3) Members of Congress can Unilaterally Suspend Workforce Laws and EPA Requirements in their Districts

The Problem: Sinister forces behind both candidates (hint: Rhymes with “Koch Brothers”) want their man in place so he can suspend workforce labor laws, nullify EPA requirements, import foreign workers, and turn the district into a little slice of China.

The Reality: He’s a Congressman, not Emperor. Ever heard of checks and balances, boys? Members of Congress have one power and one power only: voting on legislation. Sure, they can make a stink and request favors, but demand the EPA look the other way? Yeah. Not gonna happen.

4) Elections are Easy to Steal

The Problem: A single shot in the movie implies that the makers of the voting machine stuffed the virtual ballot box.

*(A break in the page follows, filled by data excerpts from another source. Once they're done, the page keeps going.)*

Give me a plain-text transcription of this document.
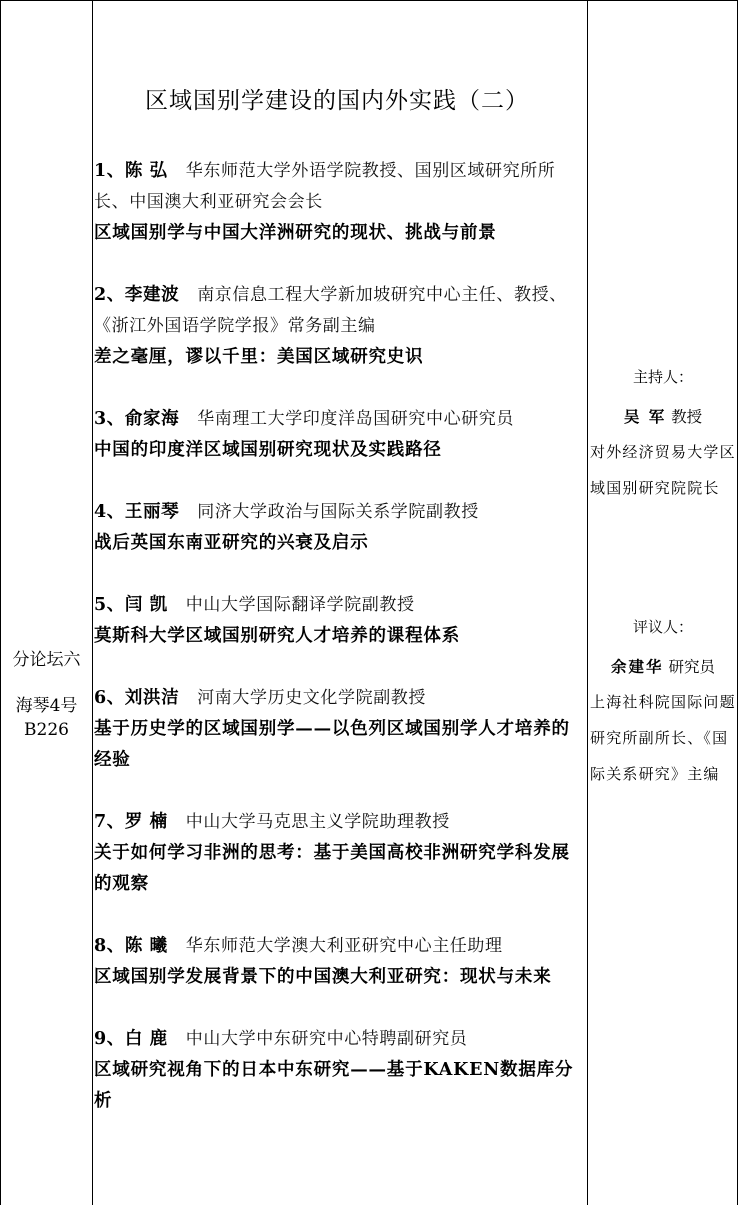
分论坛六
海琴4号
B226
区域国别学建设的国内外实践（二）
1、陈 弘 华东师范大学外语学院教授、国别区域研究所所长、中国澳大利亚研究会会长
区域国别学与中国大洋洲研究的现状、挑战与前景
2、李建波 南京信息工程大学新加坡研究中心主任、教授、《浙江外国语学院学报》常务副主编
差之毫厘，谬以千里：美国区域研究史识
3、俞家海 华南理工大学印度洋岛国研究中心研究员
中国的印度洋区域国别研究现状及实践路径
4、王丽琴 同济大学政治与国际关系学院副教授
战后英国东南亚研究的兴衰及启示
5、闫 凯 中山大学国际翻译学院副教授
莫斯科大学区域国别研究人才培养的课程体系
6、刘洪洁 河南大学历史文化学院副教授
基于历史学的区域国别学——以色列区域国别学人才培养的经验
7、罗 楠 中山大学马克思主义学院助理教授
关于如何学习非洲的思考：基于美国高校非洲研究学科发展的观察
8、陈 曦 华东师范大学澳大利亚研究中心主任助理
区域国别学发展背景下的中国澳大利亚研究：现状与未来
9、白 鹿 中山大学中东研究中心特聘副研究员
区域研究视角下的日本中东研究——基于KAKEN数据库分析
主持人：
吴 军 教授
对外经济贸易大学区域国别研究院院长
评议人：
余建华 研究员
上海社科院国际问题研究所副所长、《国际关系研究》主编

The Reality: Good news! Elections are harder to steal than you thought. Bad news! That’s because no one trusts the other party any more than a judge trusts a Lohan. You may be able to cheat voting for American Idol, but each and every election delegates hordes of volunteers to watch election officials like Twihards watching Kristen Stewart, only more angrily. It’s not that no one tries to pull hanky panky, it’s that there are as many rabid, crazed people watching for fraud and calling foul as there are attempts to commit it. Mutual distrust! It’s, um, a beautiful thing.

5) Abdicating a Seat

The Problem: In the most egregious example of Hollywood script electoral error, a victorious but chagrined Cam Brady has a change of heart and gives up the seat he just won in the election to Huggins, for the good of the district.

The Reality: When the people speak, that’s it, right or wrong. A seat in the House of Representatives is not something one man can bequeath to another. If Cam Brady had won the election, had a change of heart, and resigned, the seat would remain unfilled until a special election could be arranged and a new candidate elected. The seat never goes to the second place winner (aka the loser). We love ya, Will Ferrell and Zach Galifianakis, but I bet your gardener studying for his US citizenship exam knew that. Yeah. It’s a little embarrassing.